Le gouvernement australien s’interdit Kaspersky

Le gouvernement australien a interdit l’utilisation des solutions Kaspersky par ses fonctionnaires en raison d’un « risque de sécurité inacceptable », d’ingérence, d’espionnage et de sabotage. Des arguments qui sont, peu ou prou, les mêmes que ceux de l’administration Biden pour justifier l’interdiction pure et simple de l’entreprise russe aux États-Unis. 

L’Australie suit ainsi les pas des États-Unis et du Canada. Le gouvernement australien a annoncé l’interdiction de l’utilisation des produits et services de Kaspersky Lab sur les systèmes et appareils de ses fonctionnaires.

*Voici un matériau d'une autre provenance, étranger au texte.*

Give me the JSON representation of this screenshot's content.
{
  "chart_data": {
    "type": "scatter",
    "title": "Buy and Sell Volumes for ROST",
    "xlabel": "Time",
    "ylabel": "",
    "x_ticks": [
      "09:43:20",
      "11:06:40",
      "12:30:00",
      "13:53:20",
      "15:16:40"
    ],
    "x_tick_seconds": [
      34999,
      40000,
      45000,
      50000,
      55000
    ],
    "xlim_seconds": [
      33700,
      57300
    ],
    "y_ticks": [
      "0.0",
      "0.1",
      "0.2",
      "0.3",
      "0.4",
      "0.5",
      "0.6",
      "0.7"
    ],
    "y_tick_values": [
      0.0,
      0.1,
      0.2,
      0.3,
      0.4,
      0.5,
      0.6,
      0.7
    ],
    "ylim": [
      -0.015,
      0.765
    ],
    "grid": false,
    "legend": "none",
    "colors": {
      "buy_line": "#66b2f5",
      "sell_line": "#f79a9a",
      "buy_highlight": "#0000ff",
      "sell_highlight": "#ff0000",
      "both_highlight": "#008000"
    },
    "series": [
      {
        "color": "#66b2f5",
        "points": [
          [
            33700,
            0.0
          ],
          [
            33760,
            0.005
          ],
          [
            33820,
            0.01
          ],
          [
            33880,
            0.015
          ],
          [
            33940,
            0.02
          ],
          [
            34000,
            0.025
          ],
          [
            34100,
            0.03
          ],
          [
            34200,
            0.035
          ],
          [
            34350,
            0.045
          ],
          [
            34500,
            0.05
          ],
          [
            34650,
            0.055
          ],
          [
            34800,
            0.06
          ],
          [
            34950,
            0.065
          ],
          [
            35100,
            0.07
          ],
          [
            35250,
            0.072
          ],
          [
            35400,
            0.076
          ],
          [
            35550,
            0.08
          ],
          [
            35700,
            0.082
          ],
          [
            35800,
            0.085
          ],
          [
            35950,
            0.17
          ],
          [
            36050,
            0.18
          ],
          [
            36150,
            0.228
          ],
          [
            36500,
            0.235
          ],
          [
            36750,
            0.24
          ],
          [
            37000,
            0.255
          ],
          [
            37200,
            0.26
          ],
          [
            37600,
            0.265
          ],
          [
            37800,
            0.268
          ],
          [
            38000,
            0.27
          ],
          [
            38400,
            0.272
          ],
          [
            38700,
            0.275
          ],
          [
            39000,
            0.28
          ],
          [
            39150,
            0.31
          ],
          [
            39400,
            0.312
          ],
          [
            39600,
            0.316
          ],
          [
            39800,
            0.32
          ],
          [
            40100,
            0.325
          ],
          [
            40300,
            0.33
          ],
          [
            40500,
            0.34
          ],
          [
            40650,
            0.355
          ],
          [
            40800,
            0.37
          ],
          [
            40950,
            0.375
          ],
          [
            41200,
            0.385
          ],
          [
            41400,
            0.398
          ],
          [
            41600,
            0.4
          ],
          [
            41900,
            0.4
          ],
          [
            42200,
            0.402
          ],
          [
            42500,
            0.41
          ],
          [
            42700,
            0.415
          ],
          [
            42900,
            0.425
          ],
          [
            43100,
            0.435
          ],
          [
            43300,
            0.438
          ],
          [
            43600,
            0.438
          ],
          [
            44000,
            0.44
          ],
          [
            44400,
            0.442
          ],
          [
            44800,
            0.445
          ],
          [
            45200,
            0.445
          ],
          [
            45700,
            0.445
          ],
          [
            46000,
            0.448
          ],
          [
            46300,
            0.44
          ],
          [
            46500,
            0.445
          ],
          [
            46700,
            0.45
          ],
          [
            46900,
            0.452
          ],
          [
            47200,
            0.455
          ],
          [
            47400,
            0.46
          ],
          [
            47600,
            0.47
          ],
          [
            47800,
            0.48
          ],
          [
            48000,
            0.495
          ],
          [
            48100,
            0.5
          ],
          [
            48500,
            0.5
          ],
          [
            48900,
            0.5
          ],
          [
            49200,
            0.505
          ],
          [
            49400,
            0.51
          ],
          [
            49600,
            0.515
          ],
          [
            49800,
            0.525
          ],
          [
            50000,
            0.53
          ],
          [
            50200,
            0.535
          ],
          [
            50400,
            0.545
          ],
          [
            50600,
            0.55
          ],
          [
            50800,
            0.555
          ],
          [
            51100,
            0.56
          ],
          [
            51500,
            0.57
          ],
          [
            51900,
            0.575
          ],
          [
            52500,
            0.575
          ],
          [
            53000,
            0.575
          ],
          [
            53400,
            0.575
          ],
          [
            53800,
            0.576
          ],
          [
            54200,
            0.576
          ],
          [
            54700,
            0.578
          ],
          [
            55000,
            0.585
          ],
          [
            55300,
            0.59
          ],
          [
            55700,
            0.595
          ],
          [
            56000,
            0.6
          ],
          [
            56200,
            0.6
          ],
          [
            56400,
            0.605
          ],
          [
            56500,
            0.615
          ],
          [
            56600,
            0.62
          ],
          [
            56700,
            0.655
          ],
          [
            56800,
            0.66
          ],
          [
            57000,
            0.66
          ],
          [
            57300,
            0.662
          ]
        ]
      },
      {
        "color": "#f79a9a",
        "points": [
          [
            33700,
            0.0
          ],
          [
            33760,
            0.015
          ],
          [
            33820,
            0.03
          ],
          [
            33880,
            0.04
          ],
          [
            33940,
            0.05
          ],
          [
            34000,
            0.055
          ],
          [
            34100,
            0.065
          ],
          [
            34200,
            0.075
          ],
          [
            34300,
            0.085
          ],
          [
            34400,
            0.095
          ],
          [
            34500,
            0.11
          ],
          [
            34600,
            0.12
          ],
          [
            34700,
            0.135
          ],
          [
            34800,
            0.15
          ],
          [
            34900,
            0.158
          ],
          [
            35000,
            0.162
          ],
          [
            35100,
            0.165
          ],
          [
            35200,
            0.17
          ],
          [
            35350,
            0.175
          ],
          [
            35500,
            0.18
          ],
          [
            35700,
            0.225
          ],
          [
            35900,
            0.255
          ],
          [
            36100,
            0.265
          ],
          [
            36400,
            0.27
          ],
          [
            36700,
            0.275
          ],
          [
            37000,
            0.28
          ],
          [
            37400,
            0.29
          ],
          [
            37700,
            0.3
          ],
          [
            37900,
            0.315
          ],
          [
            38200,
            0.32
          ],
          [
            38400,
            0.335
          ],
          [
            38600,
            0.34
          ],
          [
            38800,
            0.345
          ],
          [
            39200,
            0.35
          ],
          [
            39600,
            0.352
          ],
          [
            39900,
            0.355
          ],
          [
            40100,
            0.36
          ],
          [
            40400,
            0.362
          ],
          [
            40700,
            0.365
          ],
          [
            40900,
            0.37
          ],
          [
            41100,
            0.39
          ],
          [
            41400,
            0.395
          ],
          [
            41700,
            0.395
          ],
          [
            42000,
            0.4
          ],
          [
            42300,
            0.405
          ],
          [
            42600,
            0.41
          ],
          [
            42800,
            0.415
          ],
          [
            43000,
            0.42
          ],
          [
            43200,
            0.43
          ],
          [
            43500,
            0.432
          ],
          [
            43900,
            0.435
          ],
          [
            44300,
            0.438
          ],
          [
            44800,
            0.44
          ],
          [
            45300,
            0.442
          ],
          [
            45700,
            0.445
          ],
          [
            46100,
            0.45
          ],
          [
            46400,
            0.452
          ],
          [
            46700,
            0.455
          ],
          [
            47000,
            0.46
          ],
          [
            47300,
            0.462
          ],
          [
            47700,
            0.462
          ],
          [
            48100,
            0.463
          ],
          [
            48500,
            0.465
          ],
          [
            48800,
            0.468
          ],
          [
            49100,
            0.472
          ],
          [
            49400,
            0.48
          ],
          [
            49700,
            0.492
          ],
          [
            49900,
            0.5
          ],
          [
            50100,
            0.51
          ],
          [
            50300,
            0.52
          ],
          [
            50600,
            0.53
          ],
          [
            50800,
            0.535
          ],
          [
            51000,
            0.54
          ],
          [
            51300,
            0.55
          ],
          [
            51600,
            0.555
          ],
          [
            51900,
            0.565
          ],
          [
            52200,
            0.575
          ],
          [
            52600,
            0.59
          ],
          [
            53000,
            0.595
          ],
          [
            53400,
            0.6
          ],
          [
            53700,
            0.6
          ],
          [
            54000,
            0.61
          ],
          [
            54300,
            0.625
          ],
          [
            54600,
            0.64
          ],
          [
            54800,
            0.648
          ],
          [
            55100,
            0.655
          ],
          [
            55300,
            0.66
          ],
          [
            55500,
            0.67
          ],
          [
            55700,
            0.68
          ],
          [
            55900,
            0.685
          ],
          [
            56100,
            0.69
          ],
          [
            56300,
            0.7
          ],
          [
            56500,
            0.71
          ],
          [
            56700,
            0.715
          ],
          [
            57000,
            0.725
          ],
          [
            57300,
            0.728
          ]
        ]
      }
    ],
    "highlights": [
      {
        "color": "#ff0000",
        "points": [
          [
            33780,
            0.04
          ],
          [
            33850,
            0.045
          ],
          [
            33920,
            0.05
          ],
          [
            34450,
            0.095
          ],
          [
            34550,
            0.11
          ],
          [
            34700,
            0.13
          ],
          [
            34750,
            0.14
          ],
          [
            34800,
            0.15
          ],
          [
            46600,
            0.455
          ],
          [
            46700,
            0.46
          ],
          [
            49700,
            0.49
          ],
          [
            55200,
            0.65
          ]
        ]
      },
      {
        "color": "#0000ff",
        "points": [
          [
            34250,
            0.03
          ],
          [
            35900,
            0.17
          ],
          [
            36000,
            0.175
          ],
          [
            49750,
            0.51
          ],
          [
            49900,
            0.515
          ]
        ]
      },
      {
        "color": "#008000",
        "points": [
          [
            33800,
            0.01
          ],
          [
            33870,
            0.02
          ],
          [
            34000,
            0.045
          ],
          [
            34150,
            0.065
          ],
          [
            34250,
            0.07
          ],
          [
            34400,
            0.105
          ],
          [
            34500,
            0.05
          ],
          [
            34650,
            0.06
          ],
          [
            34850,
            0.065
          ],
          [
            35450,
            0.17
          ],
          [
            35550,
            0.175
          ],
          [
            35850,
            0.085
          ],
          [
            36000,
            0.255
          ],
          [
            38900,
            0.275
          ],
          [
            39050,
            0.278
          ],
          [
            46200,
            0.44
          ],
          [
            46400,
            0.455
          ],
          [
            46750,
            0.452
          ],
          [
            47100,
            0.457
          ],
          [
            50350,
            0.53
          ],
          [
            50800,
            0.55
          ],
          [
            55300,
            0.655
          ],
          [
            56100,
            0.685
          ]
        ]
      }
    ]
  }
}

« Après avoir pris en compte l’analyse des menaces et des risques, j’ai déterminé que l’utilisation des produits et services web de Kaspersky Lab, Inc. par les entités du gouvernement australien représente un risque de sécurité inacceptable pour le gouvernement australien, ses réseaux et ses données, en raison des menaces d’ingérence étrangère, d’espionnage et de sabotage. », a déclaré Stéphanie Foster, secrétaire du Département des Affaires intérieures, par voie de communiqué, vendredi 21 février.

Une dérogation possible

La directive s’applique donc à tous les fonctionnaires du gouvernement australien. Les concernés ont jusqu’au 1er avril 2025 pour identifier et supprimer les instances existantes, empêcher l’installation de produits et services de l’entreprise et justifier de leur mise en conformité auprès du Département des Affaires intérieures.

Une exemption est toutefois prévue pour un « motif commercial légitime limité aux fonctions de sécurité nationale et réglementaires », moyennant des mesures d’atténuation appropriées. Ce motif correspond aux situations où l’installation ou l’accès aux produits et services de Kaspersky est indispensable pour mener une activité professionnelle ou atteindre un objectif. L’exemption est toutefois limitée dans le temps, bien qu’aucune date n’ait été donnée par le gouvernement.

Contacté par nos confrères de Bleeping Computer, Kaspersky a dénoncé des accusations qui « ne sont pas basées sur des preuves spécifiques » et une décision politique. « Kaspersky estime que cette décision découle du climat géopolitique actuel et n’est étayée par aucune évaluation technique des produits de l’entreprise, évaluation que nous avons pourtant continuellement encouragée. » L’entreprise regrette l’absence d’avertissement de la part des autorités australiennes et le fait qu’aucun dialogue n’ait été possible.

Une interdiction nette aux États-Unis

Cette nouvelle directive intervient dans un contexte compliqué pour Kaspersky, qui, après avoir été interdit dans les agences fédérales en 2017 aux États-Unis, a été purement et simplement interdit dans le pays en 2024. Suspectée par l’administration Biden d’accointances avec le Kremlin, les autorités américaines disaient craindre que l’entreprise se plie aux demandes d’information de Moscou et donne ainsi accès à des informations sensibles de clients américains, via des privilèges administratifs, et que Kaspersky puisse installer des logiciels malveillants sur les appareils tout en retenant des mises à jour critiques. L’entreprise de cybersécurité a progressivement cessé ses activités aux États-Unis en juillet 2024 et a conclu un accord pour revendre ses parts à Pango Group, qui développe l’antivirus UltraAV. Fin 2023, le Canada a interdit l’utilisation des solutions de Kaspersky sur les appareils de ses fonctionnaires.